Lamboing, le 27 mai 2015  

Quatre fois NON

Les délégués de l’Union Démocratique Fédérale (UDF) ont décidé des mots d’ordre suivants, pour les objets mis en votation le 14 juin 2015 :

NON à l’Arrêté fédéral concernant la modification de l’article constitutionnel relatif à la procréation médicalement assistée et au génie génétique dans le domaine humain.

Le diagnostic préimplantatoire (DPI), à la base de cette modification de la constitution, nous pousse vers un contrôle de qualité, vers une sélection entre la vie digne et la vie indigne. Des êtres humains décident du droit de vivre des enfants à naître. Une suite directe du DPI est le refus de plus en plus marqué de vies handicapées, et la destruction de milliers d’embryons en excédent. Le DPI ne peut garantir d’enfant sain, et le surnombre des cellules fructifiées comme leur évacuation, congélation ou destruction est inacceptable. Les délégués refusent cette modification de loi.

NON à l’initiative sur les bourses d’études» qui préconisait d’unifier les bourses d’études à niveau national, y compris leur montant.

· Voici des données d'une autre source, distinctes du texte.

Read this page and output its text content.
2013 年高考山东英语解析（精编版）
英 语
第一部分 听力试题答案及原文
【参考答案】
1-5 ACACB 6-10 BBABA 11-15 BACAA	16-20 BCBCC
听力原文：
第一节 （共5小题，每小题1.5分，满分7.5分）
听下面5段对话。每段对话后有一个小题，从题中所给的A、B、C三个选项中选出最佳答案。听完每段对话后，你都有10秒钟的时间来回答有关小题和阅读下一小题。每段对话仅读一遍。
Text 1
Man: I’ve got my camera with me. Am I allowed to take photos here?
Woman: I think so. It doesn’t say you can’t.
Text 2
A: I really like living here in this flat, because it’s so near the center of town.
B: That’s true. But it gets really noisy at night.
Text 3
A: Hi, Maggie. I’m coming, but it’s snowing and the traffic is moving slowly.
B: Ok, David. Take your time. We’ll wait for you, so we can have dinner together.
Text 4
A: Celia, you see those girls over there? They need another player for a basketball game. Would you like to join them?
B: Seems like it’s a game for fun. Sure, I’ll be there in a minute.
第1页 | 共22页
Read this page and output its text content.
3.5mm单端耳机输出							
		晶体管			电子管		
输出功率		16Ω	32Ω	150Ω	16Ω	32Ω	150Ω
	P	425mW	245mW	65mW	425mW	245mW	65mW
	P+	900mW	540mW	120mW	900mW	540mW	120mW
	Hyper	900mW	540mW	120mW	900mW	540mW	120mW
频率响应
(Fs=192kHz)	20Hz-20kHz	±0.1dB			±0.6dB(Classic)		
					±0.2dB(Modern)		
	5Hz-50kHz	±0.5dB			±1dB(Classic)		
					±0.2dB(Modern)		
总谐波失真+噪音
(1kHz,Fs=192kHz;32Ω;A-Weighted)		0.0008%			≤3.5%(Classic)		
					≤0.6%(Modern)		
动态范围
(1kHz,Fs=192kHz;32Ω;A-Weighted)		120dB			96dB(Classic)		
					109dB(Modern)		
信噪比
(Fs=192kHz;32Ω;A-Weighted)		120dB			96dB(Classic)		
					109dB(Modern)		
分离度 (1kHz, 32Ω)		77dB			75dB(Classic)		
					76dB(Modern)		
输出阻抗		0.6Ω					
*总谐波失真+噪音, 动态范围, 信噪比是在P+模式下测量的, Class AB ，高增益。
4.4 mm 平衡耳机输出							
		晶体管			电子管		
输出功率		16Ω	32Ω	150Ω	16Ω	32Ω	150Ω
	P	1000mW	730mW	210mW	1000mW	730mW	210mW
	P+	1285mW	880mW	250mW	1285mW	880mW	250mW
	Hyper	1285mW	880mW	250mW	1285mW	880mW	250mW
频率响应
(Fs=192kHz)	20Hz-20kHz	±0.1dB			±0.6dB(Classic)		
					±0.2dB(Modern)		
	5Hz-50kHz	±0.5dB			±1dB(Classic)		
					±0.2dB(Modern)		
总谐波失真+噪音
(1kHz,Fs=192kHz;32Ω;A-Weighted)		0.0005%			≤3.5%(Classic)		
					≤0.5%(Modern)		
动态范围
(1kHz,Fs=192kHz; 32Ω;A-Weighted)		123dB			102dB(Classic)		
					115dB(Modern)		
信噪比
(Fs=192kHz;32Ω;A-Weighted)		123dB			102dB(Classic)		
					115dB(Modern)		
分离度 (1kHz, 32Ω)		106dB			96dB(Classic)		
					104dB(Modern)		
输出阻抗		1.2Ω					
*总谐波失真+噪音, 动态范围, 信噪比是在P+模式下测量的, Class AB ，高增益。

Les délégués refusent une centralisation fédérale, car les bourses sont octroyées et gérées par les cantons. Evitons les doublons administratifs. Le dépôt de l’initiative était nécessaire, mais le contre-projet du Gouvernement, appliqué en cas de refus de l’initiative, est la meilleure solution. Pour ces raisons, l’UDF a décidé de la refuser.                                                       

NON à l’initiative fédérale « Imposer les successions » qui entend assainir l’AVS par le biais d’une imposition des successions.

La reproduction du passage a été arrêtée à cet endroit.